A man suspected of stealing a white BMW during a burglary at a Redondo Beach home was killed by Long Beach police Thursday morning after firing at officers at the end of a vehicle chase, authorities said.

The burglary, which occurred in the 1600 block of Morgan Lane in North Redondo Beach, was reported shortly after midnight on Thursday, according to Sgt. Shawn Freeman of the Redondo Beach Police Department. The theft was discovered when the residents came home and found the car missing. The keys were stolen from inside the house.

California Highway Patrol officers chased the suspect from Redondo Beach into Long Beach shortly before 1 a.m. but lost sight of him as he exited the southbound 405 (San Diego) Freeway at Studebaker Road, Long Beach police spokeswoman Marlene Arrona said.
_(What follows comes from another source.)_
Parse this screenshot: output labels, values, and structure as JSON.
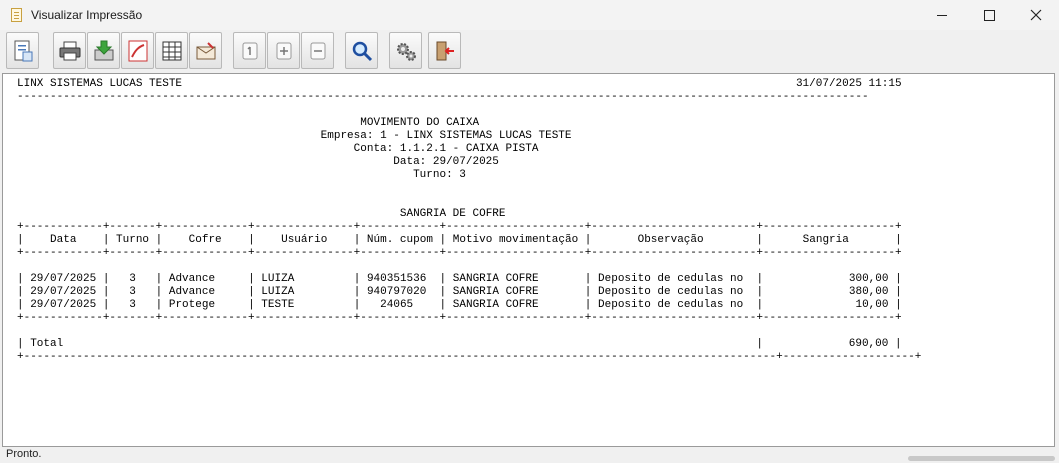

Minutes later, Long Beach police spotted the vehicle and gave chase, she said.

The suspect crashed into a garage in the 6400 block of Keynote Street near Hackett Avenue and was killed in an officer-involved shooting after he brandished a gun and fired on police, Arrona said.
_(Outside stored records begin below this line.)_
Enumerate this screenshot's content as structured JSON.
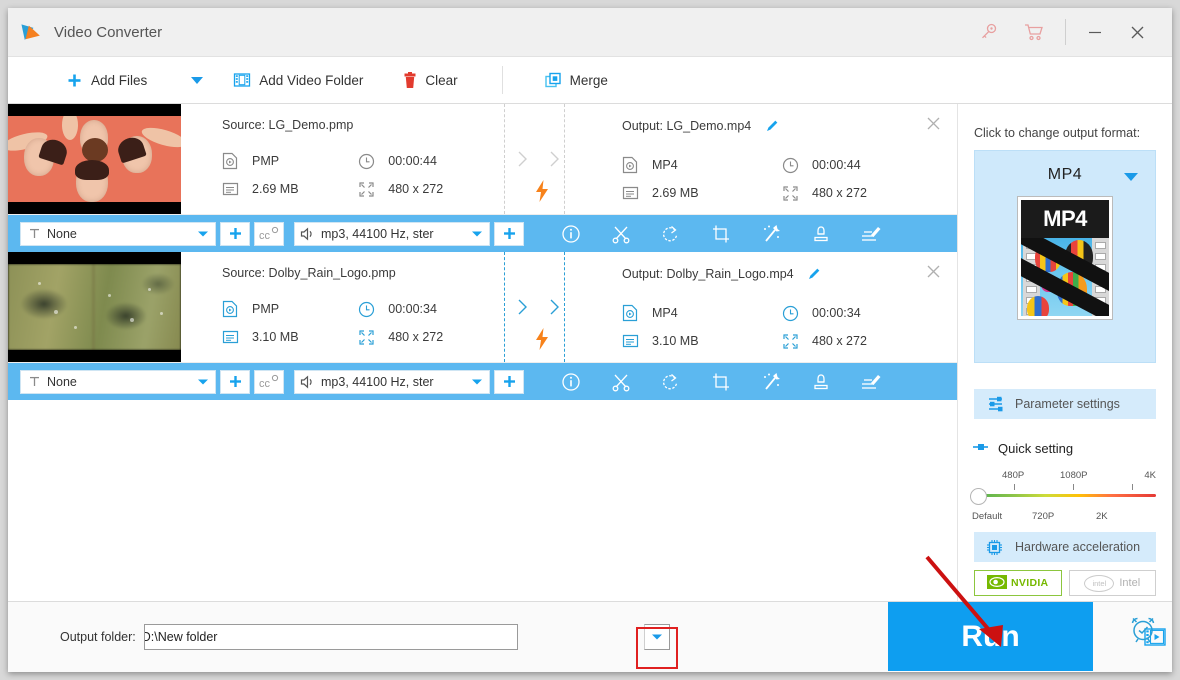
{
  "window": {
    "title": "Video Converter",
    "icons": {
      "key": "key-icon",
      "cart": "cart-icon",
      "minimize": "minimize-icon",
      "close": "close-icon"
    }
  },
  "toolbar": {
    "add_files": "Add Files",
    "add_files_dropdown": "chevron-down-icon",
    "add_video_folder": "Add Video Folder",
    "clear": "Clear",
    "merge": "Merge"
  },
  "files": [
    {
      "source_label": "Source: LG_Demo.pmp",
      "source_format": "PMP",
      "source_duration": "00:00:44",
      "source_size": "2.69 MB",
      "source_resolution": "480 x 272",
      "output_label": "Output: LG_Demo.mp4",
      "output_format": "MP4",
      "output_duration": "00:00:44",
      "output_size": "2.69 MB",
      "output_resolution": "480 x 272",
      "subtitle_track": "None",
      "audio_track": "mp3, 44100 Hz, ster",
      "active": false
    },
    {
      "source_label": "Source: Dolby_Rain_Logo.pmp",
      "source_format": "PMP",
      "source_duration": "00:00:34",
      "source_size": "3.10 MB",
      "source_resolution": "480 x 272",
      "output_label": "Output: Dolby_Rain_Logo.mp4",
      "output_format": "MP4",
      "output_duration": "00:00:34",
      "output_size": "3.10 MB",
      "output_resolution": "480 x 272",
      "subtitle_track": "None",
      "audio_track": "mp3, 44100 Hz, ster",
      "active": true
    }
  ],
  "strip_tools": [
    "info-icon",
    "cut-icon",
    "rotate-icon",
    "crop-icon",
    "effect-icon",
    "watermark-icon",
    "subtitle-icon"
  ],
  "right_panel": {
    "change_format_label": "Click to change output format:",
    "format_name": "MP4",
    "format_thumb_text": "MP4",
    "parameter_settings": "Parameter settings",
    "quick_setting": "Quick setting",
    "slider": {
      "top_ticks": [
        "480P",
        "1080P",
        "4K"
      ],
      "bottom_ticks": [
        "Default",
        "720P",
        "2K"
      ],
      "value": "Default"
    },
    "hardware_acceleration": "Hardware acceleration",
    "gpu_nvidia": "NVIDIA",
    "gpu_intel": "Intel"
  },
  "bottom": {
    "output_folder_label": "Output folder:",
    "output_folder_value": "D:\\New folder",
    "dropdown_icon": "chevron-down-icon",
    "browse_icon": "folder-icon",
    "open_output_icon": "film-folder-icon",
    "run_label": "Run",
    "schedule_icon": "alarm-clock-icon"
  },
  "colors": {
    "accent_blue": "#0e9ef0",
    "strip_blue": "#5cb8f0",
    "panel_blue": "#cfe9fb",
    "bolt_orange": "#f7821b",
    "highlight_red": "#e02020",
    "nvidia_green": "#76b900"
  }
}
The suspect, who Long Beach police Sgt. Dave Marander described as a
young man, was pronounced dead at the scene. No officers were injured, Marander said.

Redondo Beach police are still investigating the burglary.
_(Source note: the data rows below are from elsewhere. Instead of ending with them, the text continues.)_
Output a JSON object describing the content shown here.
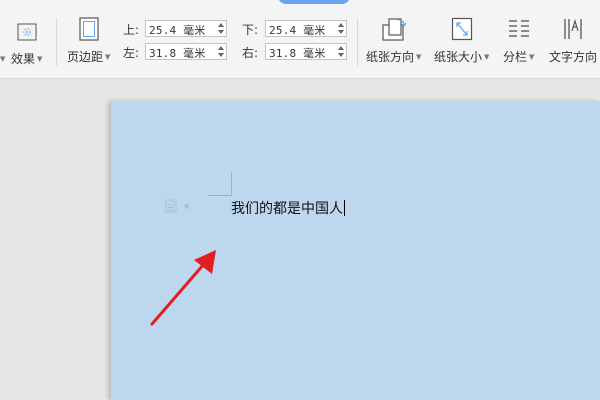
{
  "toolbar": {
    "effects_label": "效果",
    "margins_label": "页边距",
    "orientation_label": "纸张方向",
    "size_label": "纸张大小",
    "columns_label": "分栏",
    "text_direction_label": "文字方向",
    "margins": {
      "top": {
        "label": "上:",
        "value": "25.4 毫米"
      },
      "bottom": {
        "label": "下:",
        "value": "25.4 毫米"
      },
      "left": {
        "label": "左:",
        "value": "31.8 毫米"
      },
      "right": {
        "label": "右:",
        "value": "31.8 毫米"
      }
    },
    "icons": {
      "effects": "effects-icon",
      "margins": "page-margins-icon",
      "orientation": "page-orientation-icon",
      "size": "paper-size-icon",
      "columns": "columns-icon",
      "text_direction": "text-direction-icon"
    }
  },
  "document": {
    "text": "我们的都是中国人",
    "page_color": "#bdd7ee"
  },
  "annotation": {
    "arrow_color": "#e02020"
  }
}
—Editor Nicole Mooradian contributed to this report.

John B. Greet April 10, 2013 at 07:55 PM
"LBPD have earned their "trigger happy" reputation." Interesting. On what basis, other than your anecdotal personal perceptions, do you make this claim? What studies have you conducted and/or reviewed? Have you any idea how many times LBPD officers have used less than lethal force (or no physical force at all) when lethal force would have been authorized? Have you compared that figure to the number of uses of lethal force and determined some sort of verifiable ratio between the two and which then supports your claim to any degree? Or, as I suspect is most likely the case, are your personal anecdotal perceptions based solely upon various news stories you have become aware of over the years. Stories which tend only to be printed about the small minority of incidents during which LBPD actually deploys deadly force, rather than the vast majority of incidents when it does not?
Donna Burns April 11, 2013 at 01:14 AM
No one here (at least not me) are condemning cops in general...but, the ones who aren't so law enforcing/law abiding are the topic, and deserve to be !
John B. Greet April 11, 2013 at 05:32 AM
"...the ones who aren't so law enforcing/law abiding are the topic, and deserve to be!" The topic, here, *was* the Redondo Beach burglar and car thief that CHP and LBPD chased and who LBPD shot and killed after he fired upon them at the end of the pursuit. *That* was the topic until Ruehle and others decided to inject other incidents by other police departments into the discussion. All police misconduct is wrong and should be fully investigated and, where proven, punished to the fullest extent the law allows. I have never once said otherwise.
Mary Chase May 09, 2013 at 10:13 PM
I base this on personal witnessing of 2 completely unrelated incidents that did not involve me or anyone I know, but I was a witness to what was done by the LBPD and the other person. It doesn't matter to me the statistics of LBPD not using lethal force unnecessarily. What matters more is when they DO use lethal force on unarmed persons, then proceed to intimidate all witnesses by threatening them with arrest if they don't leave the area. People who have a right to be walking on the sidewalk and not interfering. Yes, I've seen it and experienced it. Make excuses for them now.
John B. Greet May 11, 2013 at 04:04 AM
So based only upon your anecdotal personal perceptions. Thanks. I never attempt to make excuses for actual police officer misconduct. There is no excuse for it and I am among the strongest critics of actual police misconduct that you are ever likely to find. Still, two incidents of personal observation seem insufficient for the sweeping condemnation you offered here. Do you have any idea how many documented law-enforcement activities LBPD engages in every 24-hour period? Thousands. Between calls for service and self-initiated activities, LBPD officers are some of the busiest cops among comparably-sized cities. The average LBPD officer handles hundreds of law enforcement-related calls during his or her shift. Even one instance of police officer misconduct is one too many, but when compared to the amount of non misconduct-related activity in Long Beach, the instances of proven misconduct can be measured in hundredths of a percentage point.